3. Customers visualizing how furniture would fit into their house
Value chain:
Does the nature of your R&D require visualisation skills? Would you like to boost cooperation between engineers and designers? Would you like to transform noninteractive activities into highly interactive ones? Can the field employees benefit from remote interactive guidance?
If the answer to any of the above questions is YES, then you are likely to find a MR inspired solution pertaining to Collaboration:
1. Work Guidance – The glasses automatically lead employee’s work; e.g. ability to see critical information at a glance, like how much torque should be applied to a wrench; guided/supervised sequence of performed activities.
2. Work Guidance 2 – Enable remote interactive collaboration. E.g. senior technician remotely instructing a junior technician.
3. Prototyping – Allowing for better visualizations of future products.
4. Learning – medical students learning anatomy and brain functions
5. Virtual collaboration – workers in different locations can easier engage on the same project
Revenue model:
MR is highly suitable for enhancing and transforming value creation and proposition but less suitable when it comes to alternating revenue streams. Nevertheless, everyone considering innovating their business model with MR should contemplate whether such a possibility exists.
Application possibilities are endless and only limited to the firm’s imagination. When properly applied, MR can provide distinct positive effects:
DIRECT EFFECTS:
– sales growth stemming from amplified value preposition
– lower costs due to process optimization – remote collaboration and automatized work guidance
– higher quality products delivered at a higher frequency due to innovative prototyping
INDIRECT EFFECTS:
– better work atmosphere stemming from more innovative collaboration
– higher employee satisfaction due to having advanced technology at disposal
– Boost in brand perception – innovative, digital.

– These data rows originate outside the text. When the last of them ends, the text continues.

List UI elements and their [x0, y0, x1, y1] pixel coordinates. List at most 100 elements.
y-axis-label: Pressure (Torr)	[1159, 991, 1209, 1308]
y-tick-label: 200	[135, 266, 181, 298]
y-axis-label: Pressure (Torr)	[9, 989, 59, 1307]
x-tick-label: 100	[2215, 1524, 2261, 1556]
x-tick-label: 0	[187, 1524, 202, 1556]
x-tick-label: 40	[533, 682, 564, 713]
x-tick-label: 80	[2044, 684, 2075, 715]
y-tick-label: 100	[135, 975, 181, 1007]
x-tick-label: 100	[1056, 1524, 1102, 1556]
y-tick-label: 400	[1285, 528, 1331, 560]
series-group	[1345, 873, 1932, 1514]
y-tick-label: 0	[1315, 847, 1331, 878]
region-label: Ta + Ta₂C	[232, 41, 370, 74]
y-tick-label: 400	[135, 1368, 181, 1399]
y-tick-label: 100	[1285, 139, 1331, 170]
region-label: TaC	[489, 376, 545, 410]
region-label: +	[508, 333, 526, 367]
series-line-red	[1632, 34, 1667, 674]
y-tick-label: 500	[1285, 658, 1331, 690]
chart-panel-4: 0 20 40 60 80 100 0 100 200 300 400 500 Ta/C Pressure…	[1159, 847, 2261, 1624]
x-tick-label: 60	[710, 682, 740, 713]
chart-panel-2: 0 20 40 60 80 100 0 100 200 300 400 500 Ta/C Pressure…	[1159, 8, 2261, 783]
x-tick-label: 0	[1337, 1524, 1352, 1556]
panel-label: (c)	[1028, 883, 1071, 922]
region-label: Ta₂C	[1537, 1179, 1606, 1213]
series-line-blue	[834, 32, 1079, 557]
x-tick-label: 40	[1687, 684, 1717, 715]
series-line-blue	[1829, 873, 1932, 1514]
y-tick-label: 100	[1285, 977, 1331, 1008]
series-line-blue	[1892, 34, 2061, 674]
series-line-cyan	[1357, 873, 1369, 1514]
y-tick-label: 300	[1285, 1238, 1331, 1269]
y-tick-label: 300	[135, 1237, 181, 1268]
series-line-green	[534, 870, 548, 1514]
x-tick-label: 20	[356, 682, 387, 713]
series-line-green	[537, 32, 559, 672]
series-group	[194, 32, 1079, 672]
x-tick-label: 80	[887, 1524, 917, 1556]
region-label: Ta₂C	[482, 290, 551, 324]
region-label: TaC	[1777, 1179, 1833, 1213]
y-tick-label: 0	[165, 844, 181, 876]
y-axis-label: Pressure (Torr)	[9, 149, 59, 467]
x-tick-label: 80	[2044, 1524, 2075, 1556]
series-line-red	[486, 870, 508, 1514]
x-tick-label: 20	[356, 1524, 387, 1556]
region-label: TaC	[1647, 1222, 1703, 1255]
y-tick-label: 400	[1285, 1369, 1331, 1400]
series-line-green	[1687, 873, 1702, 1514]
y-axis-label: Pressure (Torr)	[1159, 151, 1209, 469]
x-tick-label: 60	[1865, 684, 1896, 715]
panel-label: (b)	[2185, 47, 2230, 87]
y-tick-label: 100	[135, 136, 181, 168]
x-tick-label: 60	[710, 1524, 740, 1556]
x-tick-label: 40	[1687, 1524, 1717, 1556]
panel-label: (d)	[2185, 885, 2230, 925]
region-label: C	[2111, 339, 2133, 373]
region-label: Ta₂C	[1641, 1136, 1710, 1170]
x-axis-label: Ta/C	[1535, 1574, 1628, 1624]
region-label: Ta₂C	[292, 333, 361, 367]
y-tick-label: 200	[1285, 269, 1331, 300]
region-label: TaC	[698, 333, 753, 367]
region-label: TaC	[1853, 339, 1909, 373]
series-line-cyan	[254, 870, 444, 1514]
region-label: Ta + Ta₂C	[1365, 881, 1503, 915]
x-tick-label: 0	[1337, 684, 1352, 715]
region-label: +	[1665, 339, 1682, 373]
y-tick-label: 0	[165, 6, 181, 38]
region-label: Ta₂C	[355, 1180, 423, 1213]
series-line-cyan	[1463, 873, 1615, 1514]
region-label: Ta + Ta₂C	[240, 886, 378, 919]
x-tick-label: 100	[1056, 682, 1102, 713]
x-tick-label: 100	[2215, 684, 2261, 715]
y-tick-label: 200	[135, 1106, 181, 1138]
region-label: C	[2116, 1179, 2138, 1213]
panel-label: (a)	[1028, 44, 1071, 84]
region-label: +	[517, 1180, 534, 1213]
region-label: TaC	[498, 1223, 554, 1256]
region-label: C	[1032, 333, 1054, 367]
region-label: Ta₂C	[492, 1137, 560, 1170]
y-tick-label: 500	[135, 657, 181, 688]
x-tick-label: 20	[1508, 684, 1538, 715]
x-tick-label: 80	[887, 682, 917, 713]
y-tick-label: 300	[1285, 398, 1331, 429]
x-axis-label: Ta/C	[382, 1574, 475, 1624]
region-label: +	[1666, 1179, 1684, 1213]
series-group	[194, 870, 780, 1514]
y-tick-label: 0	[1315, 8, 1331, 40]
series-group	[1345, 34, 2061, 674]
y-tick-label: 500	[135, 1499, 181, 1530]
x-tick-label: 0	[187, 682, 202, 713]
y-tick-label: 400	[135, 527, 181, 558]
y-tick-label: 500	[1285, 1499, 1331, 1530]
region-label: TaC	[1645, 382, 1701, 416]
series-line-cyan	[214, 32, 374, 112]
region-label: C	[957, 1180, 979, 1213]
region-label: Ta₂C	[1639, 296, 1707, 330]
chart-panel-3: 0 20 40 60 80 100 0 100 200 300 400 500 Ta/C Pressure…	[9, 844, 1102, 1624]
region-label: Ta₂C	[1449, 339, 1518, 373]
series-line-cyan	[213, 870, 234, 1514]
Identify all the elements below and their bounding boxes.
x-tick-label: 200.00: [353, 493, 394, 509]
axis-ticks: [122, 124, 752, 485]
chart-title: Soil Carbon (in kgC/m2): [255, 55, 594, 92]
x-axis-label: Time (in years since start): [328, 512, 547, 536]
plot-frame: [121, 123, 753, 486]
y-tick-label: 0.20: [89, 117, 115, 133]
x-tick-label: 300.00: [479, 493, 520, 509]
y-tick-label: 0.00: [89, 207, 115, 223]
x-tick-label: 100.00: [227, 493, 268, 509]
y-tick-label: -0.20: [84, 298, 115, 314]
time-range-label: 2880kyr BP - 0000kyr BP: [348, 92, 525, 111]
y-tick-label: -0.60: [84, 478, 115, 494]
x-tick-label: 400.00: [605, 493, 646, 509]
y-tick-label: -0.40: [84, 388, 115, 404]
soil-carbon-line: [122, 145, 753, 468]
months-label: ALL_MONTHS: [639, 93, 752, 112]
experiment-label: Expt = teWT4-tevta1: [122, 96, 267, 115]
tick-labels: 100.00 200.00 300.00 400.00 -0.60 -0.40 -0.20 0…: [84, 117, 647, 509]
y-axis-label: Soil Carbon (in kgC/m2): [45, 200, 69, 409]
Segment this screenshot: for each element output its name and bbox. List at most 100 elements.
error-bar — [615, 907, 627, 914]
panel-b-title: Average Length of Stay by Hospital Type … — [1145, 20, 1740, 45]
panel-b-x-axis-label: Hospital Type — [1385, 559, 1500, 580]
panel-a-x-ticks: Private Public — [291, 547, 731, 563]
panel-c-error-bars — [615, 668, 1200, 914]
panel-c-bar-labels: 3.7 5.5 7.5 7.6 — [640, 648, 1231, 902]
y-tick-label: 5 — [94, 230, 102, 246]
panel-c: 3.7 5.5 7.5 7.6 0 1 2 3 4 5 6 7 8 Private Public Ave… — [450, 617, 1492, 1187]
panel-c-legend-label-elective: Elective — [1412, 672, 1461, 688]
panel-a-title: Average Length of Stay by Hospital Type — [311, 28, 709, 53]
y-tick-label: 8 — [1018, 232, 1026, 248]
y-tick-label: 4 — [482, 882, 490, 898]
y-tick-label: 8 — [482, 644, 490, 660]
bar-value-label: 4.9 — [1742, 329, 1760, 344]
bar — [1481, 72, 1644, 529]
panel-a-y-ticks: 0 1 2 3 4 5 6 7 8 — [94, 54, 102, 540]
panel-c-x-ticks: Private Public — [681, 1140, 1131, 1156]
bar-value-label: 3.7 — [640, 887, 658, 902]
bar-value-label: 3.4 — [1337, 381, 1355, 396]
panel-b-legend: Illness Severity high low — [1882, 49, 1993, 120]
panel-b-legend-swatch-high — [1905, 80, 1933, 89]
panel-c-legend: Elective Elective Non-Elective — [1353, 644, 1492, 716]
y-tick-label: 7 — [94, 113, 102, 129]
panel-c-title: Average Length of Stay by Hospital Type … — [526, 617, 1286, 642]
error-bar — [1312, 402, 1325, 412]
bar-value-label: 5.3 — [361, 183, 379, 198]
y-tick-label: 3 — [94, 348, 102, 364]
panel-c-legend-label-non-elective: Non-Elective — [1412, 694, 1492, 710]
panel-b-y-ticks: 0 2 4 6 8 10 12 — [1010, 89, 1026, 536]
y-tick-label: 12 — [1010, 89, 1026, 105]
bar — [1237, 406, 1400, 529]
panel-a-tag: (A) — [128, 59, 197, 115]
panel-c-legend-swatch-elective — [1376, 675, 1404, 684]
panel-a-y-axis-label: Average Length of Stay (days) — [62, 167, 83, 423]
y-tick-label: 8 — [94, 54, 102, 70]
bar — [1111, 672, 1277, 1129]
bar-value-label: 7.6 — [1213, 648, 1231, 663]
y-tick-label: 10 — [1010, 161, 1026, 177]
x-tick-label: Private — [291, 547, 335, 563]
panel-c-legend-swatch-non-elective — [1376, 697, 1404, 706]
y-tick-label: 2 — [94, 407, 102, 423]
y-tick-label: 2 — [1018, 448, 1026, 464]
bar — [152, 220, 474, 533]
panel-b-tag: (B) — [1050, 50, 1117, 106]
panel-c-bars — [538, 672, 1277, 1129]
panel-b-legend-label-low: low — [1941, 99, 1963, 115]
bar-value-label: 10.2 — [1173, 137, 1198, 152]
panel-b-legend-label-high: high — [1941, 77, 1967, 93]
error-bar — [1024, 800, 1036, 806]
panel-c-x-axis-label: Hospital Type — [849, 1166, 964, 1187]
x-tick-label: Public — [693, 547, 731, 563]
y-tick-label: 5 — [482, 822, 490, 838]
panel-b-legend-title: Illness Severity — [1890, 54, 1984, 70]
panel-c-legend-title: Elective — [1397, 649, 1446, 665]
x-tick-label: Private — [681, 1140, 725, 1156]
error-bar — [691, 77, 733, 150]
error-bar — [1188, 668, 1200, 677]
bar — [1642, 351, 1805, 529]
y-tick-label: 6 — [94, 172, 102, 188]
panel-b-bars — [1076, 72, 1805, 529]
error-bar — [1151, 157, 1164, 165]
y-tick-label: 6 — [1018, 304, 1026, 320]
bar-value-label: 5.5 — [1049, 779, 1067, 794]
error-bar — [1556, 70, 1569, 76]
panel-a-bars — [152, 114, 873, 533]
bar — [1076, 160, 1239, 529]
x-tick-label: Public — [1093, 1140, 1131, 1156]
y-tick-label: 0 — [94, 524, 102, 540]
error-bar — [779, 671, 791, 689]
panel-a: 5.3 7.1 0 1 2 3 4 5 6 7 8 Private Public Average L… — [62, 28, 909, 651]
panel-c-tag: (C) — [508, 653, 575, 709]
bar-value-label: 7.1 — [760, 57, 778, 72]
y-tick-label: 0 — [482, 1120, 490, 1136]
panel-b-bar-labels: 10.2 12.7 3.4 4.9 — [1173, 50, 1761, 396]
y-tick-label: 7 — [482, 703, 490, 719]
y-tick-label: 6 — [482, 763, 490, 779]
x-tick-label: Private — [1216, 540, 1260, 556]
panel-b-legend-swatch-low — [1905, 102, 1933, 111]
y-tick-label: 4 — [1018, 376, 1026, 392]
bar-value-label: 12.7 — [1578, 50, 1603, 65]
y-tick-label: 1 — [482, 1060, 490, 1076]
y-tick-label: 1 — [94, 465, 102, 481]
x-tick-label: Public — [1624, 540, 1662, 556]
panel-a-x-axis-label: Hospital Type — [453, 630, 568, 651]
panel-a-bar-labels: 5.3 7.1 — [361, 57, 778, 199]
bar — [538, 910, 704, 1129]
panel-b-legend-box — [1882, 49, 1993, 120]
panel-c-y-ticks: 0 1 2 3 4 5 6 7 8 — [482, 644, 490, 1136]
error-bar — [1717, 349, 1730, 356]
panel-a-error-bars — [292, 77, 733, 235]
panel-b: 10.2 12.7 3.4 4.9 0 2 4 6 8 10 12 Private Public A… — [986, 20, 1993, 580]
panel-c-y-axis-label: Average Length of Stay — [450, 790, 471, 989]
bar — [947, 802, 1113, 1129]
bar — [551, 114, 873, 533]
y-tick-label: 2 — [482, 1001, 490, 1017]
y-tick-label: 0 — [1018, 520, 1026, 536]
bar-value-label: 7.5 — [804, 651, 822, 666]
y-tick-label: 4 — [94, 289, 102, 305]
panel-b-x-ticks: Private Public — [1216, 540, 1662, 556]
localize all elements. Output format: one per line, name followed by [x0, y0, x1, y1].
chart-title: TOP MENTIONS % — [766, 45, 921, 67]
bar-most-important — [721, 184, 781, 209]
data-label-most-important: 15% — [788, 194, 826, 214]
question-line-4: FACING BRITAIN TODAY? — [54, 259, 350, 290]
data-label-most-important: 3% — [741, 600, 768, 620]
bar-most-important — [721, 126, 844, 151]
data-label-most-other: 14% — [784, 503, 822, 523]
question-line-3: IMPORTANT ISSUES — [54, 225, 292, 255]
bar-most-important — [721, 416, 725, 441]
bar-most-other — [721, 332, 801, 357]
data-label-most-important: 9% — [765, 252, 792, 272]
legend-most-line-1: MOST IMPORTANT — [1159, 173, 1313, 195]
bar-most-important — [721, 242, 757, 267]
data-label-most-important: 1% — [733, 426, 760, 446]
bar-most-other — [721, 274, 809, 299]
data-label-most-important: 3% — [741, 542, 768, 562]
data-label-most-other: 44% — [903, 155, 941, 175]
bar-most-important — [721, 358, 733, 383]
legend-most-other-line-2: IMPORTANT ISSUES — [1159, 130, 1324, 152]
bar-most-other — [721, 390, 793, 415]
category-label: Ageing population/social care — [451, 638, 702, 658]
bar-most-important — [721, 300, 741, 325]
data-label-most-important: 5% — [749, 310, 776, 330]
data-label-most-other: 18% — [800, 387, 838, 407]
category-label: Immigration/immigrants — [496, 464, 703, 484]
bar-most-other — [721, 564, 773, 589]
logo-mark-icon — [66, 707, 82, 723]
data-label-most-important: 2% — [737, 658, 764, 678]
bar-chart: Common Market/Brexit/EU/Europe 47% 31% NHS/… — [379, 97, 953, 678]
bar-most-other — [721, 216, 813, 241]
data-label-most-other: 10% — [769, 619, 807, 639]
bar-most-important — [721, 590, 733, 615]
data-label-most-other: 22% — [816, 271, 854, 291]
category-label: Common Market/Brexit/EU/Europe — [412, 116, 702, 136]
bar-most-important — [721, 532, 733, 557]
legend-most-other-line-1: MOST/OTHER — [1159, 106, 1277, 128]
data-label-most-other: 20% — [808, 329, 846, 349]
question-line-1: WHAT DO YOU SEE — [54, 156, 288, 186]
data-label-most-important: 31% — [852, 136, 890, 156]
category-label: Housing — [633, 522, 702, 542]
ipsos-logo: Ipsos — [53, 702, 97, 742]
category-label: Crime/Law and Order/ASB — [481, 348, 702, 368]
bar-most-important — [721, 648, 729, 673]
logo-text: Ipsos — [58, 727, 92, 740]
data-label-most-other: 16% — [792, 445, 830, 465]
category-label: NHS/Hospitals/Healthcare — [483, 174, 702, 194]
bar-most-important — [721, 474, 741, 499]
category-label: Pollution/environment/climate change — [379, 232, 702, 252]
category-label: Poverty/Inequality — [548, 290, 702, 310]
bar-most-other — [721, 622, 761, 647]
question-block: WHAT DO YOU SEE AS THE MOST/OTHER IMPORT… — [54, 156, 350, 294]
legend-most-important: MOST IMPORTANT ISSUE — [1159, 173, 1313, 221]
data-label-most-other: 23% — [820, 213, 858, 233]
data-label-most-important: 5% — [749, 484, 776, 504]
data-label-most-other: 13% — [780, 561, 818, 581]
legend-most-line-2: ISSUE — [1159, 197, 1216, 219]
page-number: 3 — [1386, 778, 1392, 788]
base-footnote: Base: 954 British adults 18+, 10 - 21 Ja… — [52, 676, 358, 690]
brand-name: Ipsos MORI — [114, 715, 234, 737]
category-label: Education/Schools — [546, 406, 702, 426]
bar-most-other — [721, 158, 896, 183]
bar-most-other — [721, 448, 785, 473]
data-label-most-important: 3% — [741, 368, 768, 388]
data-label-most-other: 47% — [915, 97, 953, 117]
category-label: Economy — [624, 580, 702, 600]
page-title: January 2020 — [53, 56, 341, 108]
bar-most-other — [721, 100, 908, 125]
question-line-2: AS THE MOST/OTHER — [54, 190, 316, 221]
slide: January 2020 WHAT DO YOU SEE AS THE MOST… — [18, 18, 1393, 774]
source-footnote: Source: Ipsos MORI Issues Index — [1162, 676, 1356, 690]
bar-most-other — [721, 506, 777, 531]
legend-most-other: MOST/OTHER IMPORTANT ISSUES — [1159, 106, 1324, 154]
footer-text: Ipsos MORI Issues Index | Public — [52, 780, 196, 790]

MR can have an amazing impact, but decision makers must evaluate possible negative outcomes as well:
– Employee resistance stemming from the unwillingness to learn how to use MR glasses
– Less social work environment due to less interactions
– Technology works great but does not add real value neither to the end-customer, nor to the process.
HOW TO START?
Now that you have critically evaluated and concluded that MR can provide positive impact to your firm, you are probably wondering how difficult is the implementation. The answer is: it depends.
From the technological perspective, the out of the box version already enables various scenarios such as remote collaboration. The next level of complexity is development of 3D objects. And finally, as you might have guessed, the most challenging to develop are highly interactive applications such as the one from Tyssenkrupp. Starting out with out of the box solutions and giving people time to acquaint themselves with technology is in most cases the best first step. Not to be worried, ideas about more complex and advanced uses cases will start to flow in no time.
To conclude, this technology truly represents the IT’s shift from being a supportive to becoming a primary activity. This statement is presently widely acknowledged, indicating that MR adoption will accelerate at an even faster pace. From the positive futurist’s point of view, I see this technology as a stepping stone leading to a new reality, one that we can only try to imagine.